« Sauver son rêve », tel est le titre de ce livre que j’ai aimé. Il a été écrit par Marianne Catzaras, publié aux éditions Bruno Doucey.
J’ai perdu ton nom Aziz Dans les flots Et j’ai nagé moi aussi Dans l’écume Que ton corps a formée J’ai nagé nagé Et mon souffle s’est coupé Ton petit corps maigre Recouvert par les siècles Faisait pâlir les algues Et le rivage lui-même S’est mis à sangloter Sur la carte du monde Ton nom s’est mélangé Aux étoiles Et le passeur Courait dans les marges Les yeux crevés par le compas Du colonisateur qui trace Déplace les arbres et les femmes Les maisons et les hommes
Il commence avec ce texte ce livre. Le décor est posé.
Marianne Catzaras est poète et photographe.
La mer, les corps qu’elle engloutit, est peut-être le personnage principal de ce livre. C’est la Méditerranée. Marianne Catzaras est née en Tunisie et vit à Tunis, ses parents sont grecs.

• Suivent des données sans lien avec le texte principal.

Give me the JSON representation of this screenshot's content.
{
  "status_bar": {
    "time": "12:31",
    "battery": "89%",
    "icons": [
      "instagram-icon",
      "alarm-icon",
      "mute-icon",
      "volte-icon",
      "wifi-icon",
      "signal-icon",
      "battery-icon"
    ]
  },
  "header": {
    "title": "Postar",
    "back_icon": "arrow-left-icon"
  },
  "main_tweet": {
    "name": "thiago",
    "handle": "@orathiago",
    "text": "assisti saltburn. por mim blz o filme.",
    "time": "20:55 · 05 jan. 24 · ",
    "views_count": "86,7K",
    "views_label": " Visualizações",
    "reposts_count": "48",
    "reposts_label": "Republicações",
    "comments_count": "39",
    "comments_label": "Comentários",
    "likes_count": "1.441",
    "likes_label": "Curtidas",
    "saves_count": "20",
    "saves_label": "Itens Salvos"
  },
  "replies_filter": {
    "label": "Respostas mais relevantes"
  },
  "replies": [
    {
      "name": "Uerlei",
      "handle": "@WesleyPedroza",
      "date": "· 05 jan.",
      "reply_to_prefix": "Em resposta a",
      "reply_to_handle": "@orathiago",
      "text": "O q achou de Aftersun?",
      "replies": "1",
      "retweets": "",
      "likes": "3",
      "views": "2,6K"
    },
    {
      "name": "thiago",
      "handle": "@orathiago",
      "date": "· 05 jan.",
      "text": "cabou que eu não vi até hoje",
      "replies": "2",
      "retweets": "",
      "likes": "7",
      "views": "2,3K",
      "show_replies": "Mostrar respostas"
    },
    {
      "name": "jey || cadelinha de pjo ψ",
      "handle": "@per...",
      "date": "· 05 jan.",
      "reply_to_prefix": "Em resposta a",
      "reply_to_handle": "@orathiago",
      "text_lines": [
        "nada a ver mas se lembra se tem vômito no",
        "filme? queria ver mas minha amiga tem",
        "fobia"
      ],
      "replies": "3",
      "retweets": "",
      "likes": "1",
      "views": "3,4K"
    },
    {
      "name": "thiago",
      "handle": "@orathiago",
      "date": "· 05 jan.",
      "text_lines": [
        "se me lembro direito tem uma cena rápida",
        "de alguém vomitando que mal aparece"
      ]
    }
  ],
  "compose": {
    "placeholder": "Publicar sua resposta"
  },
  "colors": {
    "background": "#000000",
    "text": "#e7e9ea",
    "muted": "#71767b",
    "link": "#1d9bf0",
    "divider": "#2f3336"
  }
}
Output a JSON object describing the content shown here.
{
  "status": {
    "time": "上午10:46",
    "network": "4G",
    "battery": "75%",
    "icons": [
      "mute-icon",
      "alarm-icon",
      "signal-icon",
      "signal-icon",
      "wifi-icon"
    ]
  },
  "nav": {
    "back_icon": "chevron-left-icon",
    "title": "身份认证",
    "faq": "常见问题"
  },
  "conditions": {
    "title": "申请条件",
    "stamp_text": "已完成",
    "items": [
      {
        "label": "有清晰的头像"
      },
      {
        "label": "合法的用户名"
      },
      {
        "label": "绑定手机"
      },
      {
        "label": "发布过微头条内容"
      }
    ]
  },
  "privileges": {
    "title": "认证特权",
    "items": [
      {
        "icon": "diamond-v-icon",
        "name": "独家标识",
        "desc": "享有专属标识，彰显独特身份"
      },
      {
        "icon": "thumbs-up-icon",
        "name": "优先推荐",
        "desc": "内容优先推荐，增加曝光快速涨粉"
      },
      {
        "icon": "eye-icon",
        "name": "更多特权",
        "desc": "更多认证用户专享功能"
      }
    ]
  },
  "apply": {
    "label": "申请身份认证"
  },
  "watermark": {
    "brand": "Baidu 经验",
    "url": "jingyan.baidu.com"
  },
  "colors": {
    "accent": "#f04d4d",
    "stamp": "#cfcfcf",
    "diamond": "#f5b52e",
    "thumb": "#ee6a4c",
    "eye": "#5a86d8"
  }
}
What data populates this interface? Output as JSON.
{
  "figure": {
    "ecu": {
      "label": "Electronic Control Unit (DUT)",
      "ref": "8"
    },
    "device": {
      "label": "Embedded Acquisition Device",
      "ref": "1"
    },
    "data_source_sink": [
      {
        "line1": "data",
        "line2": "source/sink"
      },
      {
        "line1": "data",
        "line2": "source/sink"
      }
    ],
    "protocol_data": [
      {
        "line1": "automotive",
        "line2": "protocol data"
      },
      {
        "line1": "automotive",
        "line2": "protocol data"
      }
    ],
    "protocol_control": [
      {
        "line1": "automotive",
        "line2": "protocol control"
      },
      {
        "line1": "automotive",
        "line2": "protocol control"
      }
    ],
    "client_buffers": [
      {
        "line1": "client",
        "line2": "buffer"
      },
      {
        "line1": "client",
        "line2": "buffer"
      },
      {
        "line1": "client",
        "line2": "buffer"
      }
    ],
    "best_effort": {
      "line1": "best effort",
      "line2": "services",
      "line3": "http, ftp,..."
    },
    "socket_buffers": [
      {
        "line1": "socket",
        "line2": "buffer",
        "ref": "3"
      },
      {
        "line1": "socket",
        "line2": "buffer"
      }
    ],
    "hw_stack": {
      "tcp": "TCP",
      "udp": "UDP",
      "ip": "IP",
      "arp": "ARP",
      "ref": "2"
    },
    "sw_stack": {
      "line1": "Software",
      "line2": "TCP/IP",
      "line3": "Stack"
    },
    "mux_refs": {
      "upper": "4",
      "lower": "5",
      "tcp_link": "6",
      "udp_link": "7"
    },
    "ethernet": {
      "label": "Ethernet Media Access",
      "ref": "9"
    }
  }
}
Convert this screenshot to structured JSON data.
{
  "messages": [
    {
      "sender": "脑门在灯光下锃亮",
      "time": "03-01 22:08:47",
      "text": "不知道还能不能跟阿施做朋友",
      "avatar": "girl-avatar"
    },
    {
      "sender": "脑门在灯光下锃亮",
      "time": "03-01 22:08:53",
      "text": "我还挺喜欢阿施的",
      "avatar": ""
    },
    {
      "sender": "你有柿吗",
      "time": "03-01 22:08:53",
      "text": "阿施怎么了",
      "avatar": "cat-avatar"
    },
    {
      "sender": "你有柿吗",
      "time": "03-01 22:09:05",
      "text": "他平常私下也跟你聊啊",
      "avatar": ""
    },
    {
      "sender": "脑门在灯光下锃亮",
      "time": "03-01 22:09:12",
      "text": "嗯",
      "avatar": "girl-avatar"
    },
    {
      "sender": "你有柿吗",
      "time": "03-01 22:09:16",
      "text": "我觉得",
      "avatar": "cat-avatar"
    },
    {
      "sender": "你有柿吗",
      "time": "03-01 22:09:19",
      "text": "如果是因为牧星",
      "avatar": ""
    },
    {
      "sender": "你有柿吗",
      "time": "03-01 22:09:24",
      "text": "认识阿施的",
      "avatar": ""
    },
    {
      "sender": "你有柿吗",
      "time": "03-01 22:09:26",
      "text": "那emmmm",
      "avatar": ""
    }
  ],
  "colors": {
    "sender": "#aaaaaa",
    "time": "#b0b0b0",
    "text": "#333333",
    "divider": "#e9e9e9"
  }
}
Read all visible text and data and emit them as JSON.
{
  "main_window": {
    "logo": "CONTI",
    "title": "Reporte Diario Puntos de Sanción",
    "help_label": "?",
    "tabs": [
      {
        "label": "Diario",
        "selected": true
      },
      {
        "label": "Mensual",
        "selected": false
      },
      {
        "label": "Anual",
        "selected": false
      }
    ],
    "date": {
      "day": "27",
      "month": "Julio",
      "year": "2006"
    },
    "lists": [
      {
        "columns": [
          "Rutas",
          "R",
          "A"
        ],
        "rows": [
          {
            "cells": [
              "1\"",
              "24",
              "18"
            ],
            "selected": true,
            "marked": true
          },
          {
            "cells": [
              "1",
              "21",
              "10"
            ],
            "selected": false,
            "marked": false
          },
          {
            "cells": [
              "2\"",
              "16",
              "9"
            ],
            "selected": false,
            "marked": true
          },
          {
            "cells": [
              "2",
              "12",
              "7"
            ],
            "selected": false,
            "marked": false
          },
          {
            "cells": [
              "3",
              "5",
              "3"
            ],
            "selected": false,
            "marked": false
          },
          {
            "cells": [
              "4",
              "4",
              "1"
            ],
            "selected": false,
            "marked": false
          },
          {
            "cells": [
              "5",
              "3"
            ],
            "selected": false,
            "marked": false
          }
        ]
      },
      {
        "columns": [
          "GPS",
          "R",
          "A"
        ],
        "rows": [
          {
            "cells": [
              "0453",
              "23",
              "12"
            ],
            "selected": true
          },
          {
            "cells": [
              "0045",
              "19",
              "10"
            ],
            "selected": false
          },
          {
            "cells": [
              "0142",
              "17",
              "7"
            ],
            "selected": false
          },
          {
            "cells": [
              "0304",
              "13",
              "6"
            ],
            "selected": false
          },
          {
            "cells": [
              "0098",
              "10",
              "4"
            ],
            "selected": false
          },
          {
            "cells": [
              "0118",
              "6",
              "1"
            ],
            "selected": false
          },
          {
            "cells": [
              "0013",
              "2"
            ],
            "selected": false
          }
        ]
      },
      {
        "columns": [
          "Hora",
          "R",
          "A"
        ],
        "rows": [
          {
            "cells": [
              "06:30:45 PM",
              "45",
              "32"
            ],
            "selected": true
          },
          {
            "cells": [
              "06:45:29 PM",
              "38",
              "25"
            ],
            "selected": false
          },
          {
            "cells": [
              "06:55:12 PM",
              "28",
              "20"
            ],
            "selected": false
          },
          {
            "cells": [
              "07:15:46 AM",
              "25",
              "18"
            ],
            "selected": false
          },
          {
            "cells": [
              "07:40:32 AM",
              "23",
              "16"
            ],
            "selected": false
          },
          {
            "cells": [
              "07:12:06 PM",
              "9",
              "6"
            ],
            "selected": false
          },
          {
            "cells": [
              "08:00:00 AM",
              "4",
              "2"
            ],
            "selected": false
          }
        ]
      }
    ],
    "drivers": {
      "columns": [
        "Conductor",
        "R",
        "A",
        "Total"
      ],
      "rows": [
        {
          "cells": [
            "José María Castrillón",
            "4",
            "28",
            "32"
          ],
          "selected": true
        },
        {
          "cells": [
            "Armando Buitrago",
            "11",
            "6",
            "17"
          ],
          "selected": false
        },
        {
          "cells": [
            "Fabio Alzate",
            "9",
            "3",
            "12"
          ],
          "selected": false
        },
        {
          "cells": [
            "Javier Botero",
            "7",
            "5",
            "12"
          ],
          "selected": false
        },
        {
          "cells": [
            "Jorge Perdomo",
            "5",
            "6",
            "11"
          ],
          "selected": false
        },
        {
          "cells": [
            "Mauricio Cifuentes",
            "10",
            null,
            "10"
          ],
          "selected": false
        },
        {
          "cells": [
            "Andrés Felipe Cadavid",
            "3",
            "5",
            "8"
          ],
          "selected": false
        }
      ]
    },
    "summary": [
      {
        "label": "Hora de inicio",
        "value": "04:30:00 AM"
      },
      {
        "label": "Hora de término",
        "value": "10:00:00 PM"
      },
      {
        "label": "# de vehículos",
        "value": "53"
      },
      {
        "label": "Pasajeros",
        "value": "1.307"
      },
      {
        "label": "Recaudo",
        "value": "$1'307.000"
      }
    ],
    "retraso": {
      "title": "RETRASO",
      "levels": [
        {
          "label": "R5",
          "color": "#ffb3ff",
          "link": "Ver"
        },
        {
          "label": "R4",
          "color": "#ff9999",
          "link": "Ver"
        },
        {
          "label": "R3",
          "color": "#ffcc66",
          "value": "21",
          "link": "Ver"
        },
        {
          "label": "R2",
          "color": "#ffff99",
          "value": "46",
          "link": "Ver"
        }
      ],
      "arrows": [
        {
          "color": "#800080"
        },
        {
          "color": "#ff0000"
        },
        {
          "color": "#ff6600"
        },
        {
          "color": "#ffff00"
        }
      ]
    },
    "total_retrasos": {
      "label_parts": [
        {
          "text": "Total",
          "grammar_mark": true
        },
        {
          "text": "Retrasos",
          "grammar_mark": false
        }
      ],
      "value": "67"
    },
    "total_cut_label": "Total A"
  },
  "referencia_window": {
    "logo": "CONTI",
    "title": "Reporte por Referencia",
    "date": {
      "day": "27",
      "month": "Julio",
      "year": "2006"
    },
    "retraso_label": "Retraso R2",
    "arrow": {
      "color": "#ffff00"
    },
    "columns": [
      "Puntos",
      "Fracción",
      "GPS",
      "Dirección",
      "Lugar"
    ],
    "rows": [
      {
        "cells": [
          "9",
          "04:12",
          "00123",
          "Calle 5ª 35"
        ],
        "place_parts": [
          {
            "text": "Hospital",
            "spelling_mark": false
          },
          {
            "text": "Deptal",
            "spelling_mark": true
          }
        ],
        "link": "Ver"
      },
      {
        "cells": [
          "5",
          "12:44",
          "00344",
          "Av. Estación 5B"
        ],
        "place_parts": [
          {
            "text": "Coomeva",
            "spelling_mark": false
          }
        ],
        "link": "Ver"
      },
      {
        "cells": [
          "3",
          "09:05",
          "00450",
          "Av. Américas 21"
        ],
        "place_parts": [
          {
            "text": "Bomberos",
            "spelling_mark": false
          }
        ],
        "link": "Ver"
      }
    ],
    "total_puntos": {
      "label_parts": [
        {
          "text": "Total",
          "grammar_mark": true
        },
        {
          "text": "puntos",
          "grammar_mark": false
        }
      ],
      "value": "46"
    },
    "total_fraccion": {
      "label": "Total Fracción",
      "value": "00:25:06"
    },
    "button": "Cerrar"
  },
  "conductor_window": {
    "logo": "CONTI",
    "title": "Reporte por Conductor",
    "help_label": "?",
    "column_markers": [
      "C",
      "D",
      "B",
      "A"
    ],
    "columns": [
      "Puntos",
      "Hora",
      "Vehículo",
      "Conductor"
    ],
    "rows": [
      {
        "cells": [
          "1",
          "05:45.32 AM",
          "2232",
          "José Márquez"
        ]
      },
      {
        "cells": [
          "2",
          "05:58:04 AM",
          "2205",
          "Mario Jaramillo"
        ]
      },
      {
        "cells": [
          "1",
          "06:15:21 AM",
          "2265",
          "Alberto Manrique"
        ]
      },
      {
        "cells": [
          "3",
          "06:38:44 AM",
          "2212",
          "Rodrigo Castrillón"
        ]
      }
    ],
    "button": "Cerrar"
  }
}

C’est cette mer qui borde son existence.
Leurs yeux collés Sur la rive Ne distinguent Ni l’équipage Ni les embarcations Ni les hurlements De ceux qui n’ont pas d’argent
La mort, indissociable de cette eau prédatrice, est également très présente dans le livre. D’ailleurs j’ai beaucoup aimé comment ces personnages percutent l’acte d’écrire en tant que tel.
La mort la mort tiède S’installe dans mon texte Elle ramasse Elle rattrape Elle brise les nuques une par une Elle ne lâche pas le récit
L’entrelacs se tend entre les corps, le temps, la mer, l’horizon, le livre lui-même.
Et puis nous finirons le livre Pour lequel nous sommes venus Pour lequel nous avons pris des trains Pour lequel nous avons erré D’un texte à un autre Pour lequel nous aurons marché D’un siècle à l’autre
Je vous le disais dans ma dernière lettre, la lecture de ce livre m’a rappelé mon texte Trouble. Loin de moi l’idée de me hisser à la hauteur de cette poétesse. Non, c’est juste ce thème de la traversée. J’explorais de mon côté le moment du choix (non-choix ?), de la décision et puis le sable et puis ce que l’on emmène, presque rien si ce n’est rien. Fille d’un immigré venu en France à 18 ans, cette question du départ, du lieu où être, m’habite en profondeur (bien que lui, n’a pas eu à monter sur une embarcation précaire).
Refermant Sauver son rêve, j’ai eu envie d’écrire à l’autrice, de lui dire combien son écriture m’avait touchée, combien son livre était important. Je ne lui dis pas, je vous le dis. La beauté dans ces pages. La colère dans ces pages. La tristesse dans ces pages.
Autre extrait - audio :
Marianne Catzaras invite Médée et Antigone dans sa poésie, puisant dans ses racines grecques des figures de pouvoir, de résistance et peut-être au-delà d’elles, le destin ?
Avec l’écriture qui s’efface Avec l’écriture qui se froisse Quand l’animal bondira contre le noyer Quand l’homme ventre à terre Donnera à boire Au silence de la sève assise Sur la mémoire du monde
Le rôle du mythe, habiter la mémoire du monde. Avec cet enfant, Aziz, Marianne Catzaras écrit un livre pesant dans l’histoire et l’équilibre du monde, Aziz n’est pas un mythe, il est des milliers, pourtant enfermé dans notre silence.
(Merci à Jean-Marc qui a su avant moi que j’aimerais ce livre)
Merci Rebecca pour ton partage et ta lecture à voix haute. Tu m'as donné très envie de découvrir ce texte de Marianne Catzaras. Très touchant.